Margin Call can reveal Gerard McManus has been given the tick by Nutt and the gang to take over as chief of staff to Nationals deputy leader Bridget McKenzie, who is also Minister for Agriculture.
He has replaced Richard Hyett, who we gather has called time on federal politics — at least for a bit.
It’s a return to the wombat trail for McManus, a former Herald Sun journo, who until the May election was a senior adviser to Kelly O’Dwyer.
Before working for O’Dwyer, McManus was a senior media adviser for Barnaby Joyce, which is famous for being a handful of a staffing role.
Team ScoMo hopes that relations between the Liberals and Nationals are less fractious than they were in the 45th parliament.
Some experienced cross-pollinated staff might help.

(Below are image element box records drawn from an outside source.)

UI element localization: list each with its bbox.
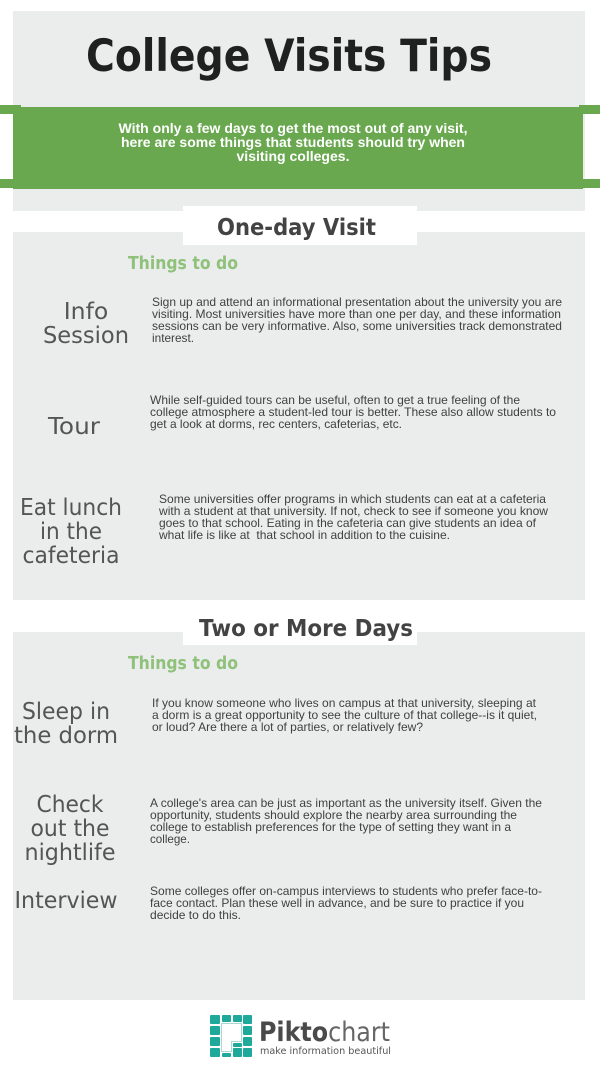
item: eat lunch: goes to that school. Eating in the cafeteria can give students an idea of	[159, 516, 537, 530]
logo wordmark: Piktochart	[259, 1017, 390, 1048]
title: College Visits Tips	[86, 31, 492, 82]
item: eat lunch	[20, 492, 548, 569]
item: info session	[43, 295, 562, 349]
item: tour: Tour	[47, 412, 100, 440]
item: interview: Interview	[14, 886, 118, 914]
banner text	[118, 120, 467, 164]
heading box: two or more days: Two or More Days	[199, 616, 413, 642]
item: check out the nightlife	[24, 790, 542, 866]
green banner	[0, 105, 600, 189]
item: interview: Some colleges offer on-campus interviews to students who prefer face-to-	[150, 884, 542, 898]
item: info session: sessions can be very informative. Also, some universities track demonstrated	[152, 319, 562, 333]
panel: two or more days	[13, 612, 585, 1000]
item: eat lunch: Some universities offer programs in which students can eat at a cafeteria	[159, 492, 546, 506]
item: tour: While self-guided tours can be useful, often to get a true feeling of the	[150, 393, 520, 407]
header panel	[13, 11, 585, 211]
item: sleep in the dorm: or loud? Are there a lot of parties, or relatively few?	[152, 720, 423, 734]
item: check out the nightlife: nightlife	[24, 838, 116, 866]
item: check out the nightlife: out the	[30, 814, 110, 842]
item: interview: decide to do this.	[150, 908, 241, 922]
item: eat lunch: Eat lunch	[20, 493, 122, 521]
icon: piktochart mark	[210, 1015, 252, 1057]
heading box: one-day visit: One-day Visit	[217, 215, 376, 241]
item: info session: interest.	[152, 331, 194, 345]
item: sleep in the dorm: a dorm is a great opportunity to see the culture of that college--is it quiet,	[152, 708, 537, 722]
item: eat lunch: what life is like at that school in addition to the cuisine.	[158, 528, 450, 542]
item: info session: Sign up and attend an informational presentation about the university you are	[152, 295, 562, 309]
item: sleep in the dorm: If you know someone who lives on campus at that university, sleeping at	[152, 696, 537, 710]
item: info session: visiting. Most universities have more than one per day, and these information	[152, 307, 561, 321]
item: info session: Session	[43, 321, 129, 349]
item: interview: face contact. Plan these well in advance, and be sure to practice if you	[150, 896, 524, 910]
banner text: With only a few days to get the most out of any visit,	[118, 120, 467, 136]
item: tour: college atmosphere a student-led tour is better. These also allow students to	[150, 405, 556, 419]
subheading: things to do: Things to do	[128, 654, 238, 674]
item: check out the nightlife: opportunity, students should explore the nearby area surrounding the	[150, 808, 517, 822]
banner text: here are some things that students should try when	[121, 134, 465, 150]
item: eat lunch: with a student at that university. If not, check to see if someone you know	[158, 504, 548, 518]
heading box: one-day visit	[183, 206, 417, 245]
item: check out the nightlife: college to establish preferences for the type of setting they want in a	[150, 820, 511, 834]
subheading: things to do: Things to do	[128, 254, 238, 274]
banner text: visiting colleges.	[236, 148, 350, 164]
item: sleep in the dorm: Sleep in	[22, 697, 110, 725]
item: eat lunch: in the	[40, 517, 102, 545]
logo tagline: make information beautiful	[260, 1046, 391, 1057]
item: interview	[14, 884, 542, 922]
panel: one-day visit	[13, 206, 585, 600]
item: tour	[47, 393, 556, 440]
item: check out the nightlife: Check	[36, 790, 104, 818]
item: check out the nightlife: college.	[150, 832, 190, 846]
item: sleep in the dorm: the dorm	[14, 721, 118, 749]
item: sleep in the dorm	[14, 696, 537, 749]
item: eat lunch: cafeteria	[22, 541, 120, 569]
item: info session: Info	[64, 297, 108, 325]
piktochart logo	[210, 1015, 391, 1057]
item: tour: get a look at dorms, rec centers, cafeterias, etc.	[150, 417, 402, 431]
item: check out the nightlife: A college's area can be just as important as the university itself. Given the	[150, 796, 542, 810]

Less interoffice romance wouldn’t hurt either.
Other roles in McKenzie’s office — and across much of the Morrison ministry — could take weeks to fill as many Coalition staffers are still on gardening leave and have not yet decided what to do with their mostly unexpected bright new futures.
Post appointment
After many column inches about departures from Australia Post, some mail travelling in the other direction.
Margin Call has learned Christine Holgate has picked the final member of her executive team: a new corporate services boss to replace Chris Blake, who was one of the flock that migrated to former Australia Post CEO Ahmed Fahour’s new finance shop Latitude.

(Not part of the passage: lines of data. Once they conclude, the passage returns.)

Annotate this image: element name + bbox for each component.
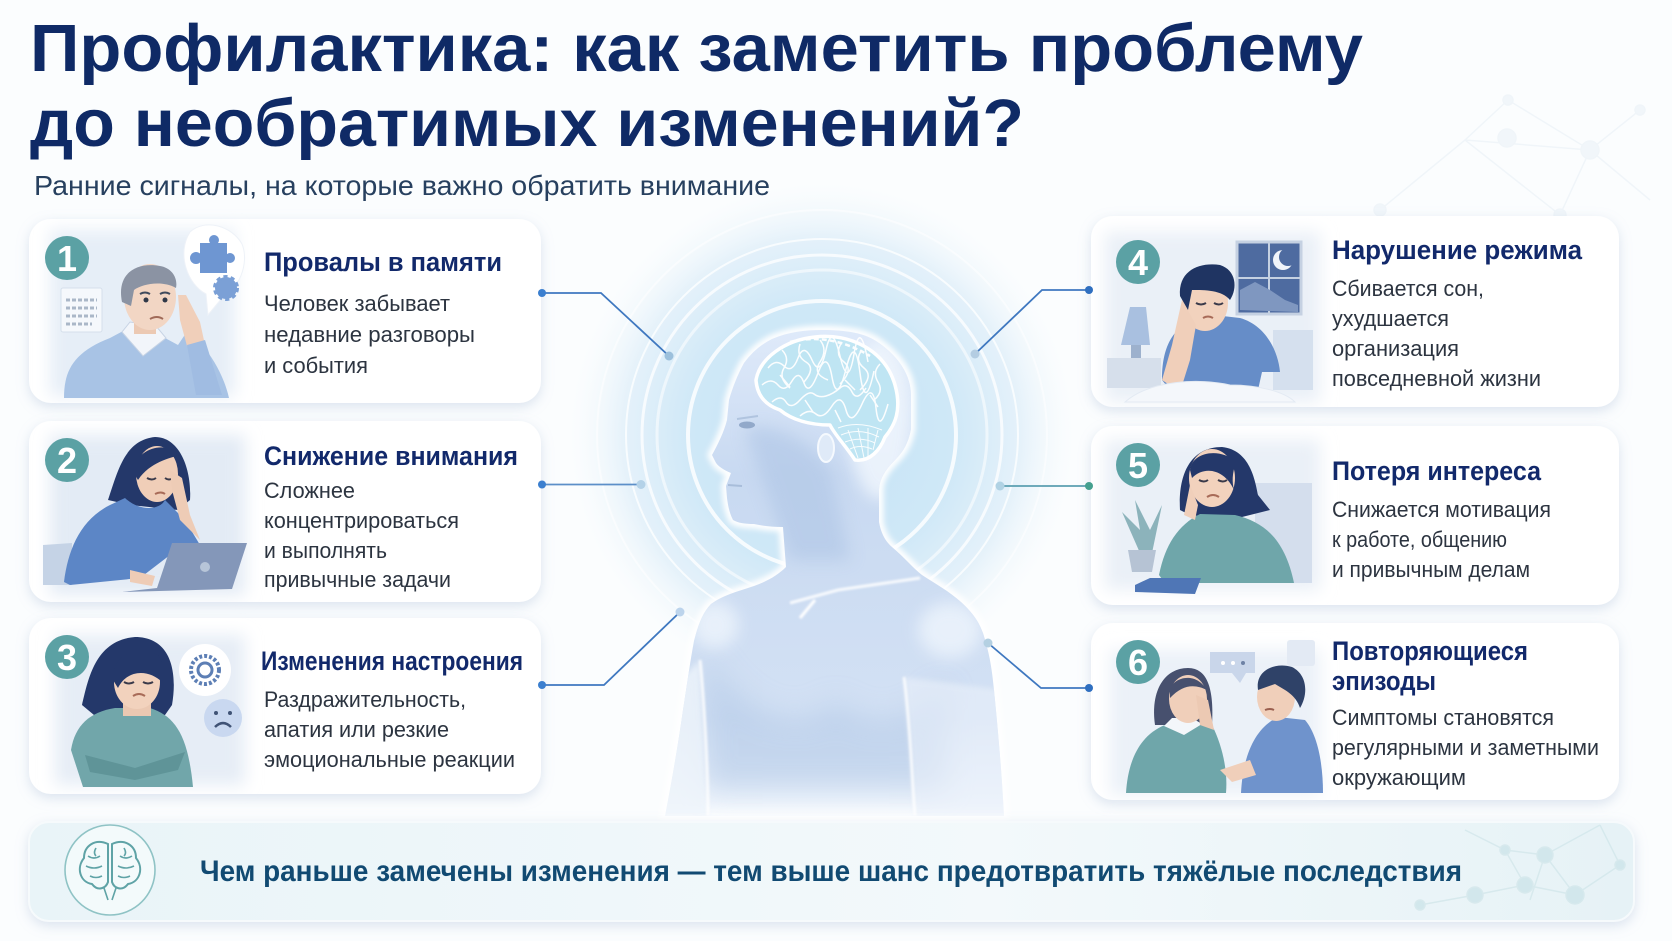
- number badge 4: [1116, 240, 1160, 284]
- title: Профилактика: как заметить проблему: [30, 11, 1363, 86]
- heading: Изменения настроения: [261, 646, 523, 676]
- number badge 5: 5: [1128, 445, 1148, 486]
- glow rings: [570, 183, 1074, 687]
- illustration: woman at laptop: [43, 435, 247, 595]
- body text: [264, 478, 459, 592]
- body text: организация: [1332, 336, 1459, 361]
- panel: card 4 routine: [1091, 216, 1619, 407]
- background network pattern: [1374, 95, 1650, 221]
- title: [30, 11, 1363, 161]
- illustration: man touching forehead: [50, 225, 245, 398]
- face details: [728, 416, 834, 486]
- heading: Провалы в памяти: [264, 247, 502, 277]
- body text: окружающим: [1332, 765, 1466, 790]
- number badge 2: 2: [57, 440, 77, 481]
- illustration: two people talking: [1110, 640, 1323, 795]
- heading: [1332, 636, 1528, 696]
- number badge 6: 6: [1128, 642, 1148, 683]
- illustration: woman with plant and book: [1105, 440, 1320, 594]
- number badge 1: 1: [57, 238, 77, 279]
- illustration: tired man in bed: [1105, 232, 1320, 402]
- heading: Потеря интереса: [1332, 456, 1542, 486]
- body text: Сбивается сон,: [1332, 276, 1484, 301]
- central figure with brain: [599, 212, 1046, 816]
- body text: ухудшается: [1332, 306, 1449, 331]
- banner network decoration: [1415, 825, 1625, 910]
- body text: и события: [264, 353, 368, 378]
- heading: Нарушение режима: [1332, 235, 1583, 265]
- brain: [756, 336, 898, 460]
- body text: недавние разговоры: [264, 322, 475, 347]
- heading: эпизоды: [1332, 666, 1436, 696]
- body silhouette: [665, 330, 1004, 816]
- panel: card 1 memory lapses: [29, 219, 541, 403]
- panel: card 5 loss of interest: [1091, 426, 1619, 605]
- panel: card 2 attention: [29, 421, 541, 602]
- body text: Снижается мотивация: [1332, 497, 1551, 522]
- body text: повседневной жизни: [1332, 366, 1541, 391]
- connector 4: [970, 286, 1093, 358]
- heading: Снижение внимания: [264, 441, 518, 471]
- body text: и привычным делам: [1332, 557, 1530, 582]
- body text: Человек забывает: [264, 291, 450, 316]
- body text: эмоциональные реакции: [264, 747, 515, 772]
- icon: brain in circle: [65, 825, 155, 915]
- number badge 1: [45, 236, 89, 280]
- number badge 2: [45, 438, 89, 482]
- subtitle: Ранние сигналы, на которые важно обратить внимание: [34, 170, 770, 201]
- body text: [1332, 497, 1551, 582]
- body shading: [660, 340, 1010, 816]
- body text: Раздражительность,: [264, 687, 466, 712]
- body text: [1332, 276, 1541, 391]
- body text: [1332, 705, 1599, 790]
- connector 6: [984, 638, 1093, 692]
- connector 1: [538, 289, 674, 360]
- body text: Сложнее: [264, 478, 355, 503]
- title: до необратимых изменений?: [30, 86, 1024, 161]
- body text: регулярными и заметными: [1332, 735, 1599, 760]
- body text: Симптомы становятся: [1332, 705, 1554, 730]
- body glow outline: [665, 330, 1004, 816]
- heading: Повторяющиеся: [1332, 636, 1528, 666]
- number badge 4: 4: [1128, 242, 1148, 283]
- body text: [264, 687, 515, 772]
- body text: привычные задачи: [264, 567, 451, 592]
- bottom banner: [29, 822, 1634, 921]
- body text: к работе, общению: [1332, 527, 1507, 552]
- connector 2: [538, 480, 646, 489]
- number badge 5: [1116, 443, 1160, 487]
- body text: и выполнять: [264, 538, 387, 563]
- panel: card 3 mood: [29, 618, 541, 794]
- body text: [264, 291, 475, 378]
- panel: card 6 recurring episodes: [1091, 623, 1619, 800]
- connector 3: [538, 608, 684, 689]
- illustration: woman with crossed arms: [55, 635, 245, 787]
- body text: апатия или резкие: [264, 717, 449, 742]
- number badge 6: [1116, 640, 1160, 684]
- number badge 3: [45, 635, 89, 679]
- body text: концентрироваться: [264, 508, 459, 533]
- connector 5: [996, 482, 1093, 490]
- banner text: Чем раньше замечены изменения — тем выше шанс предотвратить тяжёлые последствия: [200, 855, 1462, 888]
- number badge 3: 3: [57, 637, 77, 678]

After many contenders ruled themselves out by setting off to Latitude (and its generous share incentive scheme), expect the new exec to be a fresh face in Australia Post’s yoga-loving, carol-singing, consultant-infested Bourke Street head office.
All going swimmingly
What’s a historic mansion on Sydney Harbour without a swimming pool?
Not a patch on next door if you’re Atlassian billionaire Scott Farquhar, who is forking out to reinstate the swimming pool at his Point Piper estate Elaine, which was previously owned by media royalty John B. Fairfax.
Farquhar, 39 and worth just over $9 billion on The Stensholt List, has been given approval from his local Woollahra Council to spend $170,000 putting a pool on the almost 7000sq m property that runs down to pretty Seven Shillings Beach.
The pool is approved to sit adjacent to the sand at the front corner of the property, whose fence features a gate accessing the shoreline.
Farquhar and the co-founder of tech software business Atlassian, Mike Cannon-Brookes, are on track to become Australia’s two richest individuals. He bought the rundown Elaine in mid-2017 for about $70 million.
Unsurprisingly, Farquhar had no need for any mortgage on the title to assist with the buy.
A little more than one year later Cannon-Brookes handed over more than $100 million for the late Lady Mary Fairfax’s neighbouring mansion Fairwater, which is in better repair than Elaine and already has a pool perched on its expansive grounds nestled on the harbour.
By February this year Cannon-Brookes, who on Monday was opining as a panellist on Tony Jones’ Q&A, had got around to mortgaging Fairwater to Credit Suisse.
Council approval for a new pool at the estate, which was home to members of the Fairfax family for more than 100 years, was first gained by JB Fairfax’s private vehicle Marinya Capital in 2016. Getting it ready in time for summer seems highly ambitious — in other words, a perfect domestic challenge for Farquhar and his venture capitalist wife Kim Jackson.